Needless to say, I stopped doing that. I used to be a nice guy to work with, but now... Let's just say if you can't do the work, I'm not covering for you. If your PR doesn't get merged because it's broken and you can't fix it and you spend six weeks trying to fix it, that's on you.

[-] TrickDacy@lemmy.world 46 points 22 hours ago

Surely you have to blame the idiot human here who actually has the ability to reason (in theory)

[-] Ephera@lemmy.ml 9 points 15 hours ago

Well, for reasons, I happen to know that this person is a student, who has effectively no experience dealing with real-world codebases.

It's possible that the LLM produced good results for the small codebases and well-known exercises that they had to deal with so far.

I'm also guessing, they're learning what a PR is for the first time just now. And then being taught by Microsoft that you can just fire off PRs without a care in the world, like, yeah, how should they know any better?

[-] unexposedhazard@discuss.tchncs.de 52 points 22 hours ago

You think the decision to build this bot like that was not made by a human? Its idiot humans all the way down.

[-] TrickDacy@lemmy.world 10 points 21 hours ago

Of course but people selling/offering shitty tool options is not only expected, it's guaranteed. I certainly do not understand this tendency to blame the machine or makers of the machine and excuse the moronic developer

[-] Kissaki@programming.dev 1 points 9 hours ago

Responsibility is shared. It's not one or the other.

Many people don't know what they're doing. That's kind of expected. But a tool provider and seller should know what they're doing.
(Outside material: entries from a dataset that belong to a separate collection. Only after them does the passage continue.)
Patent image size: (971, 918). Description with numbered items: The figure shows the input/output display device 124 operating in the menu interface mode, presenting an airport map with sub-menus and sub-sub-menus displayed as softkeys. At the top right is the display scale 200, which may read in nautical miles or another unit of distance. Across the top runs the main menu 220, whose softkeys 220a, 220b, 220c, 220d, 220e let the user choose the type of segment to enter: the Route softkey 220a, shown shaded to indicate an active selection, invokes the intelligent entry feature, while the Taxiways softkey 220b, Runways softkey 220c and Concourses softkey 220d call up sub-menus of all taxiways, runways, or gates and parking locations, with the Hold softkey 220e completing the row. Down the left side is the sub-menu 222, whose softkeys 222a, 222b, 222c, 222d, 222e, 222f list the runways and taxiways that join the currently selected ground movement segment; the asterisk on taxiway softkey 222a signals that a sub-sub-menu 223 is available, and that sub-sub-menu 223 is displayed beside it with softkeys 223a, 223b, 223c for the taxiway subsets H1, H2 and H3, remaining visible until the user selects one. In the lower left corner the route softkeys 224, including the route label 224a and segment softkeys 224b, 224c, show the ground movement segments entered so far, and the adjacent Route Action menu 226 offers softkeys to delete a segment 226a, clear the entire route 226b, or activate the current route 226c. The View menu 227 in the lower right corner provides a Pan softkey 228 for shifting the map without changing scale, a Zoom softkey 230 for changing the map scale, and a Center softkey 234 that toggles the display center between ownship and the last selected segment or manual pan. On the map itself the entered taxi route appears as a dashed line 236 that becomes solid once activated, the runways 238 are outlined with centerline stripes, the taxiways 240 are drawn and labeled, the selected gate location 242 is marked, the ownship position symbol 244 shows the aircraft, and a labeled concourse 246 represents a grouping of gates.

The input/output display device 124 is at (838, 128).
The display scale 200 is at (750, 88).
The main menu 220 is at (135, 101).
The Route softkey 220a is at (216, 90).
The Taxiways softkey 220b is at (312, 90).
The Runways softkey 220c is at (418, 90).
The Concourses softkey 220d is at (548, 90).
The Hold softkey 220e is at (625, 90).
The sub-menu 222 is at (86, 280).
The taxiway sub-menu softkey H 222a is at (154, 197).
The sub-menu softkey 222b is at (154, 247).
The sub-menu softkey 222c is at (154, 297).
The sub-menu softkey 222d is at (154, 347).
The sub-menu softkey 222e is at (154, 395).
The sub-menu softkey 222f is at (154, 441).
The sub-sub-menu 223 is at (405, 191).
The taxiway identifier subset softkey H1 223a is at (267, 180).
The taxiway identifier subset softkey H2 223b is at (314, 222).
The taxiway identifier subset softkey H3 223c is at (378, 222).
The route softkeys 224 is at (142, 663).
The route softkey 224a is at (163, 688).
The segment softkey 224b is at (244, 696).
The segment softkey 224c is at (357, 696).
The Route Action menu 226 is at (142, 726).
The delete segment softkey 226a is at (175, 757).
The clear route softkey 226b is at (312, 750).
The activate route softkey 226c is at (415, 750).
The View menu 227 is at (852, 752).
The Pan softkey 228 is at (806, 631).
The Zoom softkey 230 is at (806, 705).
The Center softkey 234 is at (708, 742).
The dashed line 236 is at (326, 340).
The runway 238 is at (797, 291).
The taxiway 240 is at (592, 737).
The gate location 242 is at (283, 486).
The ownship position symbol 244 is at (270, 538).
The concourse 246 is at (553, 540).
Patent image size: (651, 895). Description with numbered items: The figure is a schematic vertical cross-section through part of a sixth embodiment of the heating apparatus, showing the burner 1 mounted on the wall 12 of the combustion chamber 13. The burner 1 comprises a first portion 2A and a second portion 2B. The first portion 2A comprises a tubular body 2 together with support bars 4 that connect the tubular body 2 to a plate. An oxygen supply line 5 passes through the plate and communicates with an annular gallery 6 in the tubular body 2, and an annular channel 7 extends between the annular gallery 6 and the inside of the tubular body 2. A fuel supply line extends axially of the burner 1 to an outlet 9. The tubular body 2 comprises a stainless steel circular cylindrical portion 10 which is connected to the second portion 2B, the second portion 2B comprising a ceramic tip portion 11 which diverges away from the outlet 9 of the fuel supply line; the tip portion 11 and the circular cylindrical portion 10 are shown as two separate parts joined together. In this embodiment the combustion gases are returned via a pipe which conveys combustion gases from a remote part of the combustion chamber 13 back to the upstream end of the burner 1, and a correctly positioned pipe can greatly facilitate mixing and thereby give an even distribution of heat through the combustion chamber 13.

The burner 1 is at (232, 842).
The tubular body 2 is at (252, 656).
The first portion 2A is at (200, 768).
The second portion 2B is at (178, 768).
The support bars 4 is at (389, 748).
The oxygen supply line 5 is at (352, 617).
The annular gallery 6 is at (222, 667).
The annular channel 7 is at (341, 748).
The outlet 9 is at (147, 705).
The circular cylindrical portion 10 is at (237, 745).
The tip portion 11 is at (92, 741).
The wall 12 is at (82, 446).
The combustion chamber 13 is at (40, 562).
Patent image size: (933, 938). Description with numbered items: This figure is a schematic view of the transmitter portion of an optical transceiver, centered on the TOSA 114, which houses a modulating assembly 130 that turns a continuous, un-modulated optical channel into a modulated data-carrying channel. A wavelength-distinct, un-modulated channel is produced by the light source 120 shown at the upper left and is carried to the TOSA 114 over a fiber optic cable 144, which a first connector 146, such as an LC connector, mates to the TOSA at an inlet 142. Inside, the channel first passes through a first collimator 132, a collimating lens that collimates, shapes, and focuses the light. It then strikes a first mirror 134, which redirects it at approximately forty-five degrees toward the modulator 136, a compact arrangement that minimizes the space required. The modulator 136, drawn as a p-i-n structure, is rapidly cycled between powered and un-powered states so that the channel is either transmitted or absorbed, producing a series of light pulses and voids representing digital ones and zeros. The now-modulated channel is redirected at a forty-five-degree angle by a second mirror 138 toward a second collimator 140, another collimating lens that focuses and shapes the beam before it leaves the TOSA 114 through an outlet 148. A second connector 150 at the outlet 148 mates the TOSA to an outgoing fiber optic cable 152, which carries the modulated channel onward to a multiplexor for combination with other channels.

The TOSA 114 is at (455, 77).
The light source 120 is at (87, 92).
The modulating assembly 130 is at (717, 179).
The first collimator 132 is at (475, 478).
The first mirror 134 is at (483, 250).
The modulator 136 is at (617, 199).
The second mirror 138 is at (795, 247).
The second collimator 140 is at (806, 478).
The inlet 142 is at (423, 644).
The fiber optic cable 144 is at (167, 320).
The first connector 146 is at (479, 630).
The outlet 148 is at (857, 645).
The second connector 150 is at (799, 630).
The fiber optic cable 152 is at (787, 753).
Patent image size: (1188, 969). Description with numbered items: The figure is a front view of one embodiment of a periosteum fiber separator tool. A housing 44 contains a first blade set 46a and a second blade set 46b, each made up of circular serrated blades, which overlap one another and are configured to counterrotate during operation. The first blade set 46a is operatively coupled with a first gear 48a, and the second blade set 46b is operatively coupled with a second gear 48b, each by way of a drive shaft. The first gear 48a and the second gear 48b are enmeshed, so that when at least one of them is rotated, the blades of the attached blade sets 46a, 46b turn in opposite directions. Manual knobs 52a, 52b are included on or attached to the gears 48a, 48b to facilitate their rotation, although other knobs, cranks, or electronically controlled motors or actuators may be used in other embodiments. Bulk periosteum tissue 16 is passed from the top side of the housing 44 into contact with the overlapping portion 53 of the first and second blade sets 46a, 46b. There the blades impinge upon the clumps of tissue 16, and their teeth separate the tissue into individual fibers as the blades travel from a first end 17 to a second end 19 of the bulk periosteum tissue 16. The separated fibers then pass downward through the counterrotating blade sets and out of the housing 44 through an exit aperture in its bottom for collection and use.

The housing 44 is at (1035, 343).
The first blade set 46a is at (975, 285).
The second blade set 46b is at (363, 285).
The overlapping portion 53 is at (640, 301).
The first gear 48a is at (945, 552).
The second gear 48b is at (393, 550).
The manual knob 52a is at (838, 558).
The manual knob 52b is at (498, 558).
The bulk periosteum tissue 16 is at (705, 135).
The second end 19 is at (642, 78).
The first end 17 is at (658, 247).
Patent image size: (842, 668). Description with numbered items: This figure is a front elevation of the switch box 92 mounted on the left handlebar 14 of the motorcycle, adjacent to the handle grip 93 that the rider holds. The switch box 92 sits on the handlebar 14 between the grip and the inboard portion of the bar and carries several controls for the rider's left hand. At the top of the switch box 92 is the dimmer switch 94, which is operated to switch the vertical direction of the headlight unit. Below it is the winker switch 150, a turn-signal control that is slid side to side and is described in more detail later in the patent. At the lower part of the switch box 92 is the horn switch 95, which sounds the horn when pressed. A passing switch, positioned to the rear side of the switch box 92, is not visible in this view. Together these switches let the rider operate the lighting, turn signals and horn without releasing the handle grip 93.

Enabling people to behave in a negative way should be questioned. Maybe it's a consequence of enablement, or maybe it's bad design or marketing. Where criticism is certainly warranted.

[-] TrickDacy@lemmy.world -2 points 9 hours ago

Yes the only people ever to blame are everyone but the people who actually did a thing. That's the same reason voters aren't responsible for trump, Democrats are. /s

[-] firelizzard@programming.dev 2 points 12 hours ago

The person who uses the shitty tool is a moron. The person who makes the shitty tool is an asshole. At least in this case where the shitty tool is actively promoting shitty PRs.

[-] unexposedhazard@discuss.tchncs.de 7 points 21 hours ago* (last edited 21 hours ago)

Nono i agree with you, people like that cant be trusted with tying their shoes.

I just wanted to point out that the system is the way it is because of "idiot human here who actually has the ability to reason"

[-] Swedneck@discuss.tchncs.de 2 points 12 hours ago

ultimately the people responsible are the ones giving people tools that can be misused, you don't hand a gun to a child.